Teacher

Eylf outcome 3

Here are the sub-outcomes, evidence of when children can achieve them, and how educators can help children achieve EYLF Learning outcome 3: Children have a strong sense of well-being.

Children who are confident and optimistic will maximize their learning potential. It promotes children’s natural curiosity, sense of agency, and desire to connect with others. A person’s wellbeing includes physical health, happiness, satisfaction, and successful social functioning. It affects the way that children interact with their environment.

Learning Outcome 3: Children Have A Strong Sense Of Wellbeing

3.1 The children become more confident in their social and emotional well-being.

It is obvious when children:

  • Demonstrate trust and confidence.
  • Be available to others whenever you are in distress, confusion, or frustration.
  • Share humor, satisfaction, and happiness.
  • Celebrate their achievements as well as those of others.
  • Cooperation and collaboration with others are becoming more common.
  • Enjoy moments of solitude.
  • Recognize their achievements
  • Make choices, accept challenges, and take calculated risks.
  • Show an increasing ability to self-regulate, understand and manage emotions in a way that reflects the needs and feelings of others.
  • Please share your successes and create new learning opportunities in Standard Australian English or their native language.
  • Accept and acknowledge the affirmation
  • Assert their independence and capabilities while increasing awareness of other people’s needs and rights.
  • Recognize their contributions to projects and shared experiences.

Teachers can promote this learning through:

  • Show genuine affection, respect, and understanding for all children.
  • Document the achievements of children and share them with their families.
  • Ensure that children feel proud of their efforts and achievements.
  • Promote children’s sense of belonging, connection, and well-being.
  • Encourage and challenge children to persevere in their tasks and play.
  • Build on and expand children’s ideas.
  • Maintain high expectations for each child.
  • Value children’s decision-making.
  • Welcome children and families to share aspects of their spiritual and cultural lives.
  • Talk to children about their feelings and reactions to events to help them understand emotional regulation and self-control.
  • Recognize and affirm the children’s efforts and growth.
  • Mediate or assist children in negotiating their rights concerning others’ rights.

3.2 The children take greater responsibility for their health and well-being.

It is obvious when children:

  • Recognize and communicate your bodily needs.
  • You are connected, happy, healthy, and safe.
  • Engage in sensory-motor skills that are increasingly complex and patterns of movement.
  • Combine gross and fine motor movements and balance to achieve increasingly complicated patterns of activities, including dance, creative motion, and drama.
  • Explore and respond to the world using their sensory abilities and dispositions, with an increasing level of integration and skill.
  • Move confidently through and around their environment, demonstrating spatial awareness.
  • Use equipment and tools of management with increasing skill and competence.
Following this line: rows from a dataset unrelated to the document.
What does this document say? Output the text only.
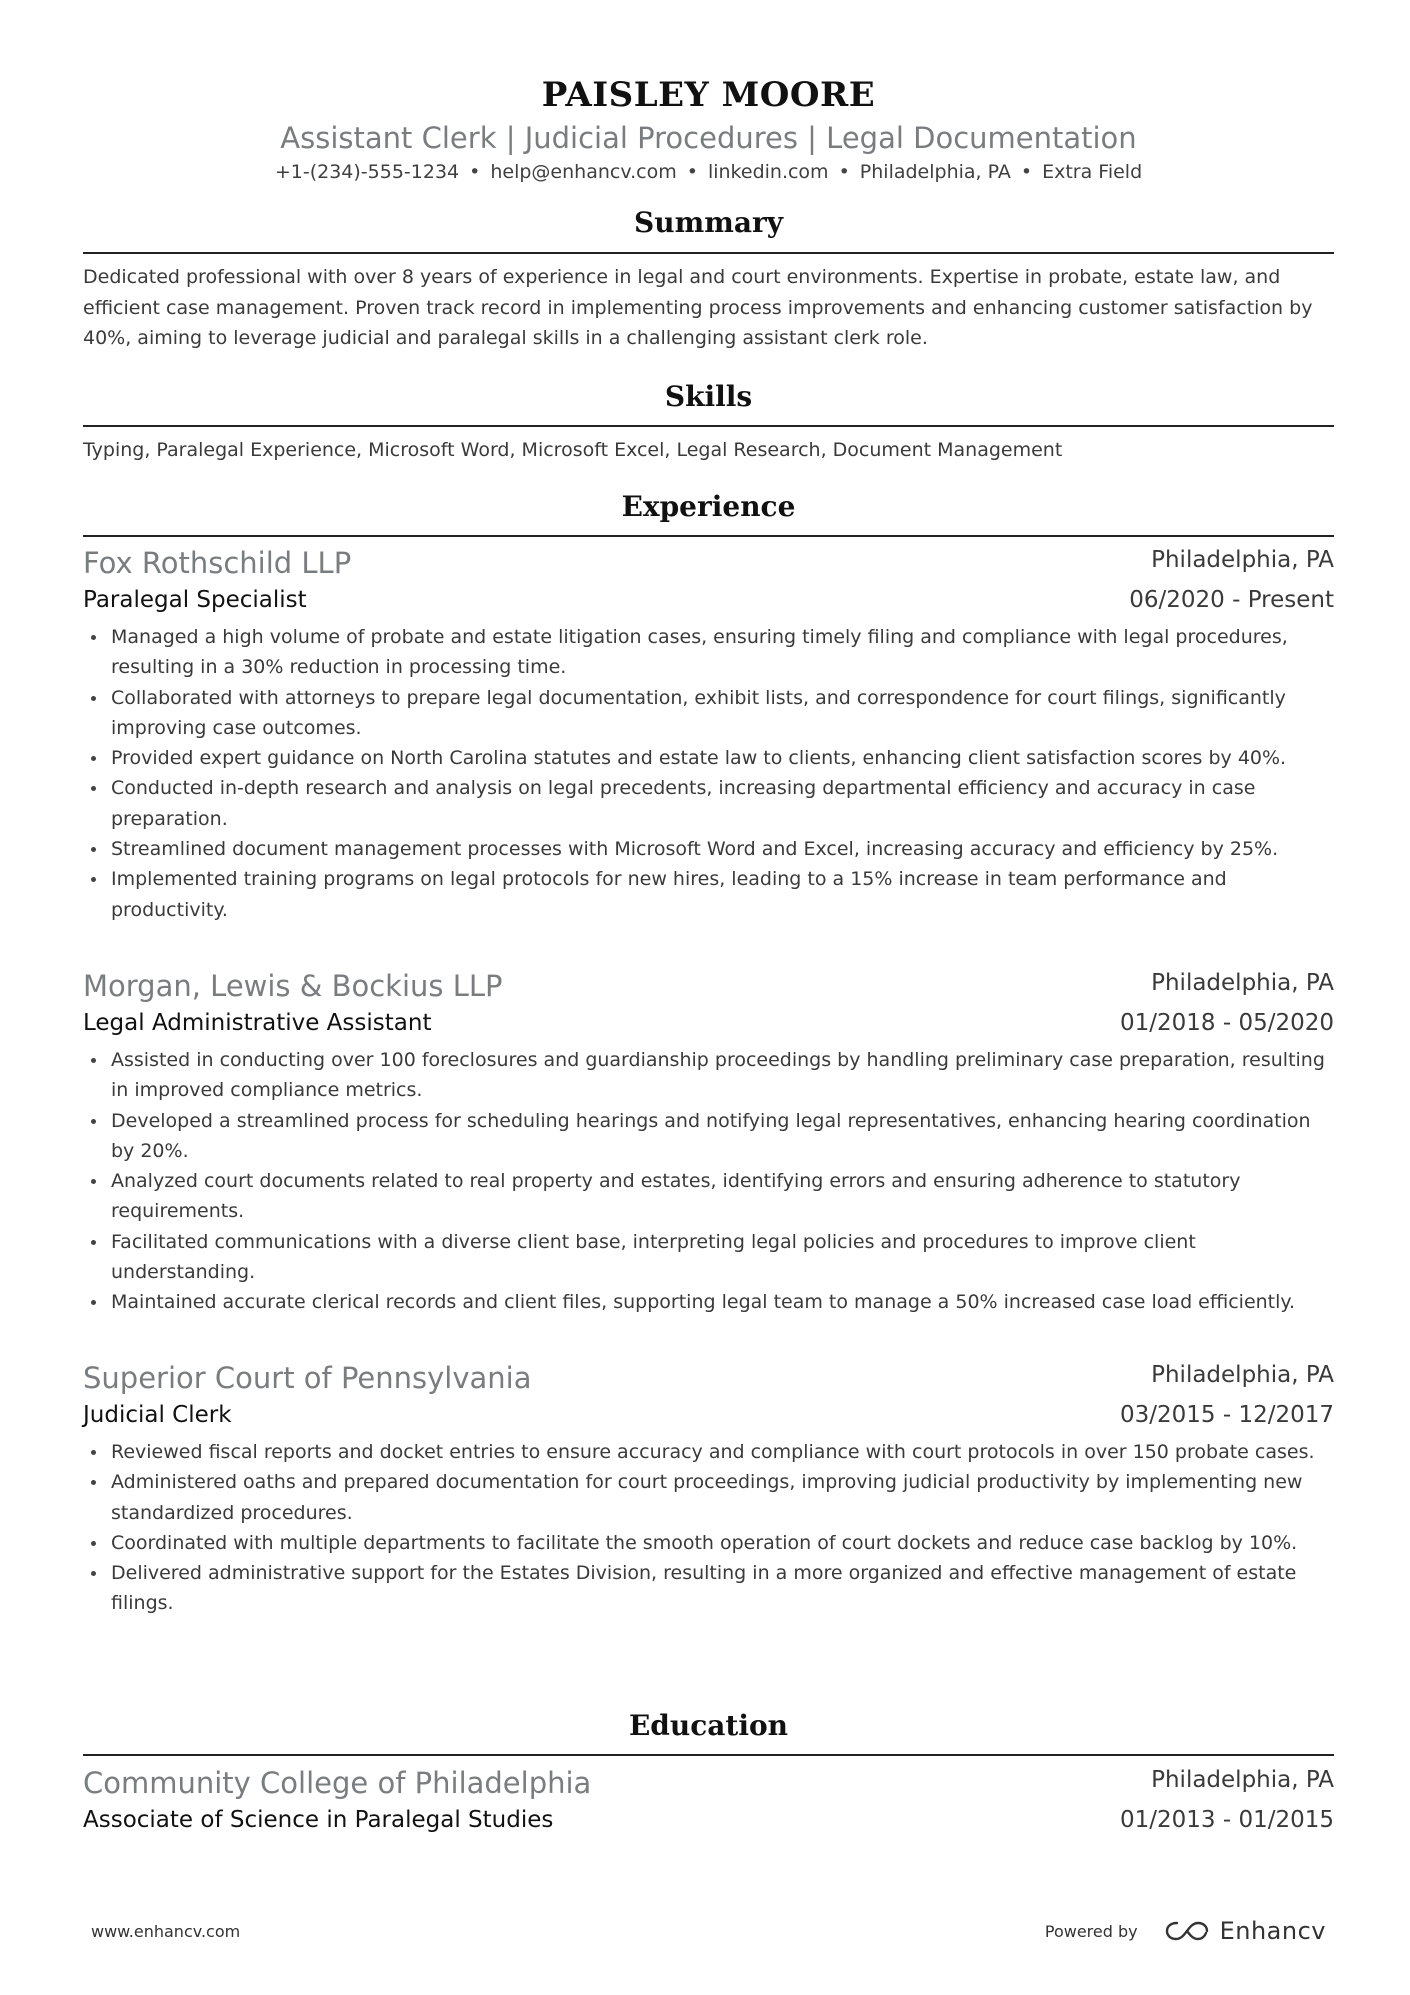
PAISLEY MOORE
Assistant Clerk | Judicial Procedures | Legal Documentation
+1-(234)-555-1234 • help@enhancv.com • linkedin.com • Philadelphia, PA • Extra Field
Summary
Dedicated professional with over 8 years of experience in legal and court environments. Expertise in probate, estate law, and efficient case management. Proven track record in implementing process improvements and enhancing customer satisfaction by 40%, aiming to leverage judicial and paralegal skills in a challenging assistant clerk role.
Skills
Typing, Paralegal Experience, Microsoft Word, Microsoft Excel, Legal Research, Document Management
Experience
Fox Rothschild LLP	Philadelphia, PA
Paralegal Specialist	06/2020 - Present
Managed a high volume of probate and estate litigation cases, ensuring timely filing and compliance with legal procedures, resulting in a 30% reduction in processing time.
Collaborated with attorneys to prepare legal documentation, exhibit lists, and correspondence for court filings, significantly improving case outcomes.
Provided expert guidance on North Carolina statutes and estate law to clients, enhancing client satisfaction scores by 40%.
Conducted in-depth research and analysis on legal precedents, increasing departmental efficiency and accuracy in case preparation.
Streamlined document management processes with Microsoft Word and Excel, increasing accuracy and efficiency by 25%.
Implemented training programs on legal protocols for new hires, leading to a 15% increase in team performance and productivity.
Morgan, Lewis & Bockius LLP	Philadelphia, PA
Legal Administrative Assistant	01/2018 - 05/2020
Assisted in conducting over 100 foreclosures and guardianship proceedings by handling preliminary case preparation, resulting in improved compliance metrics.
Developed a streamlined process for scheduling hearings and notifying legal representatives, enhancing hearing coordination by 20%.
Analyzed court documents related to real property and estates, identifying errors and ensuring adherence to statutory requirements.
Facilitated communications with a diverse client base, interpreting legal policies and procedures to improve client understanding.
Maintained accurate clerical records and client files, supporting legal team to manage a 50% increased case load efficiently.
Superior Court of Pennsylvania	Philadelphia, PA
Judicial Clerk	03/2015 - 12/2017
Reviewed fiscal reports and docket entries to ensure accuracy and compliance with court protocols in over 150 probate cases.
Administered oaths and prepared documentation for court proceedings, improving judicial productivity by implementing new standardized procedures.
Coordinated with multiple departments to facilitate the smooth operation of court dockets and reduce case backlog by 10%.
Delivered administrative support for the Estates Division, resulting in a more organized and effective management of estate filings.
Education
Community College of Philadelphia	Philadelphia, PA
Associate of Science in Paralegal Studies	01/2013 - 01/2015
www.enhancv.com	Powered by	Enhancv
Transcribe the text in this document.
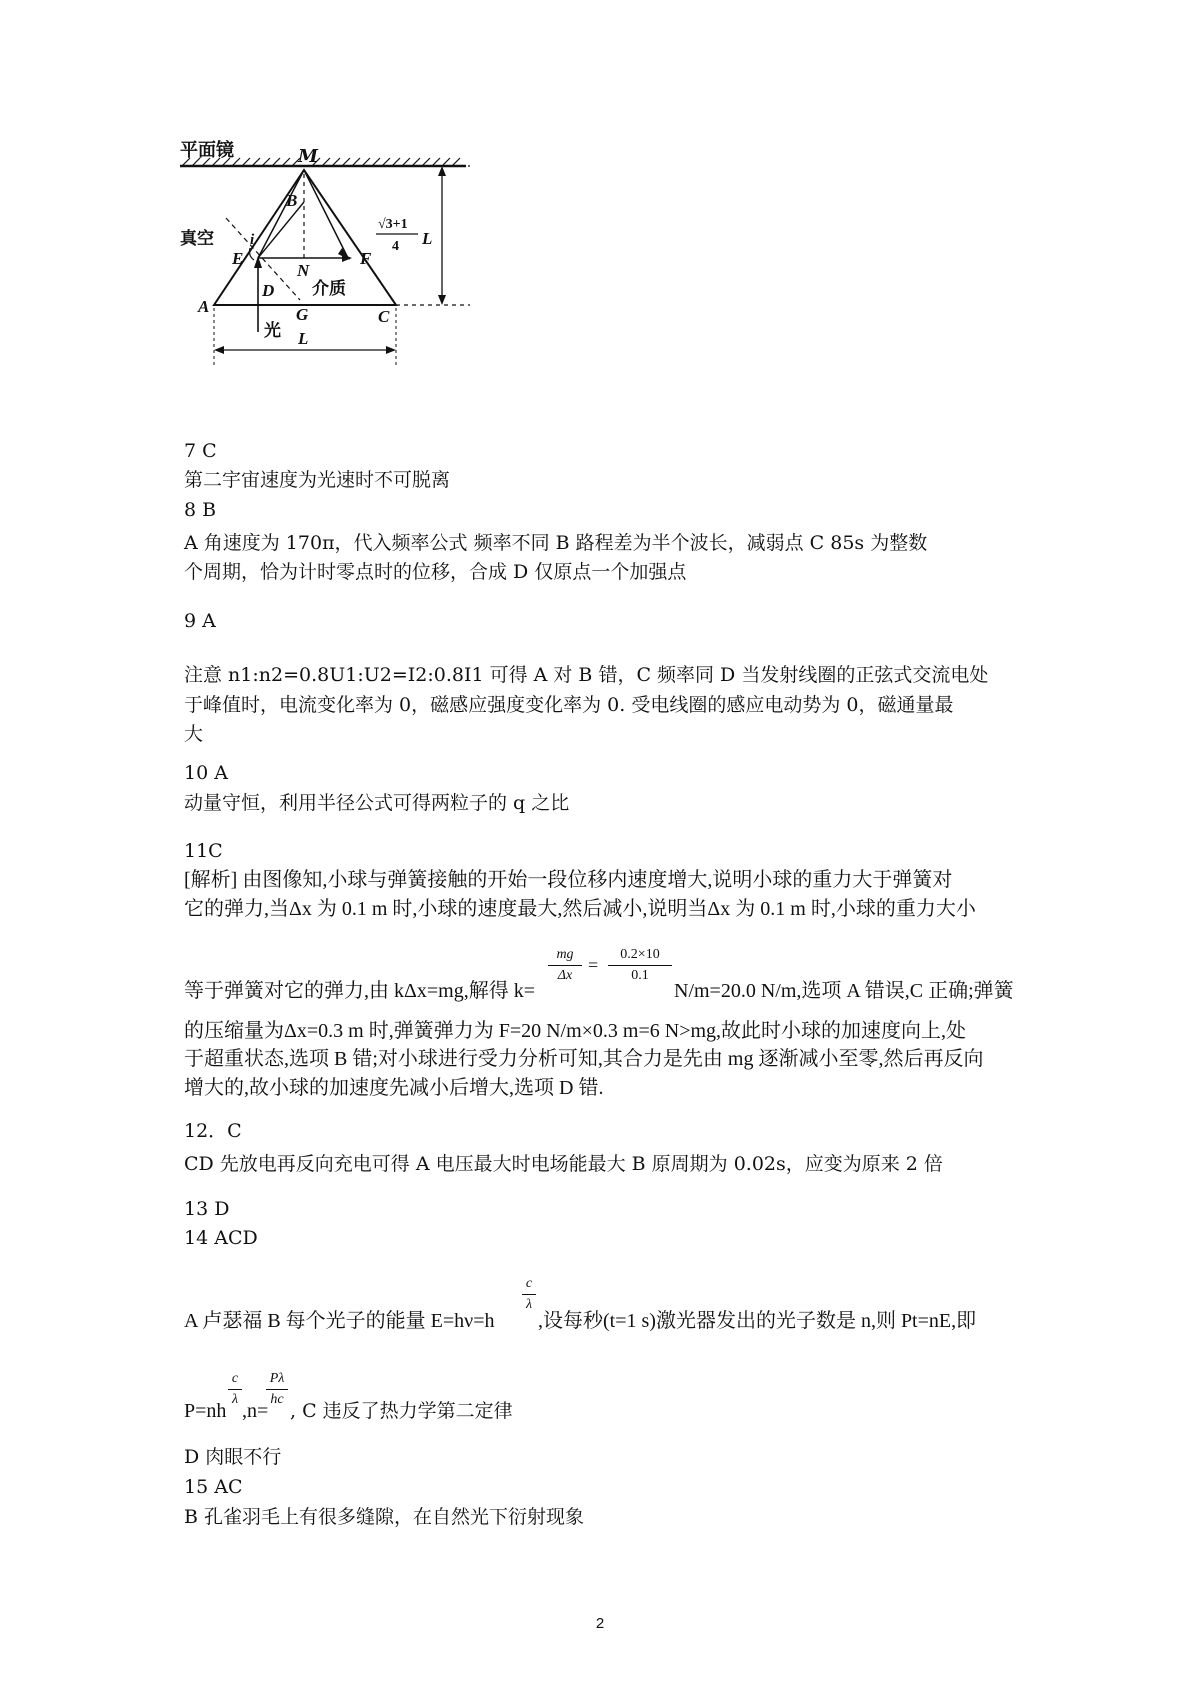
平面镜	M
B
i
E
N
F
A
D
G	C
L
L
真空
介质
光
√3+1
4
7 C
第二宇宙速度为光速时不可脱离
8 B
A 角速度为 170π，代入频率公式 频率不同 B 路程差为半个波长，减弱点 C 85s 为整数
个周期，恰为计时零点时的位移，合成 D 仅原点一个加强点
9 A
注意 n1:n2=0.8U1:U2=I2:0.8I1 可得 A 对 B 错，C 频率同 D 当发射线圈的正弦式交流电处
于峰值时，电流变化率为 0，磁感应强度变化率为 0. 受电线圈的感应电动势为 0，磁通量最
大
10 A
动量守恒，利用半径公式可得两粒子的 q 之比
11C
[解析] 由图像知,小球与弹簧接触的开始一段位移内速度增大,说明小球的重力大于弹簧对
它的弹力,当Δx 为 0.1 m 时,小球的速度最大,然后减小,说明当Δx 为 0.1 m 时,小球的重力大小
等于弹簧对它的弹力,由 kΔx=mg,解得 k=
mg
Δx
=
0.2×10
0.1
N/m=20.0 N/m,选项 A 错误,C 正确;弹簧
的压缩量为Δx=0.3 m 时,弹簧弹力为 F=20 N/m×0.3 m=6 N>mg,故此时小球的加速度向上,处
于超重状态,选项 B 错;对小球进行受力分析可知,其合力是先由 mg 逐渐减小至零,然后再反向
增大的,故小球的加速度先减小后增大,选项 D 错.
12．C
CD 先放电再反向充电可得 A 电压最大时电场能最大 B 原周期为 0.02s，应变为原来 2 倍
13 D
14 ACD
A 卢瑟福 B 每个光子的能量 E=hν=h
c
λ
,设每秒(t=1 s)激光器发出的光子数是 n,则 Pt=nE,即
P=nh
c
λ
,n=
Pλ
hc
, C 违反了热力学第二定律
D 肉眼不行
15 AC
B 孔雀羽毛上有很多缝隙，在自然光下衍射现象
2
Respond to music, dance, and stories in traditional and contemporary styles.
  • Show an increased awareness of healthy living and good nutrition.
  • Show increasing competence and independence regarding personal hygiene, care, and safety and security for others.
  • Show enthusiasm when participating in physical activity and negotiate the play space to ensure their and others’ safety.

Teachers can promote this learning through:

  • Plan and engage in physical activities with your children, including games, dance, drama, and movement.
  • Include familiar games and activities you know and love in your play by drawing on family members’ and friends’ expertise and experience.
  • Provide various materials and tools to help children develop their gross and fine motor skills.
  • Encourage children to learn about good hygiene.
  • Share routines and schedules among children, their families, and the community to promote continuity in children’s health and hygiene.
  • Discuss health and safety with your children, and include them in developing guidelines to keep everyone safe.
  • Engage children in conversations, activities, and experiences encouraging healthy eating and lifestyles.
  • Consider the pace of the day in the context of your community.
  • Children can learn from your example and reinforce the importance of health, nutrition, and personal hygiene.
  • Provide a variety of relaxing and active experiences to children throughout the day. Please support them in making appropriate choices about their participation.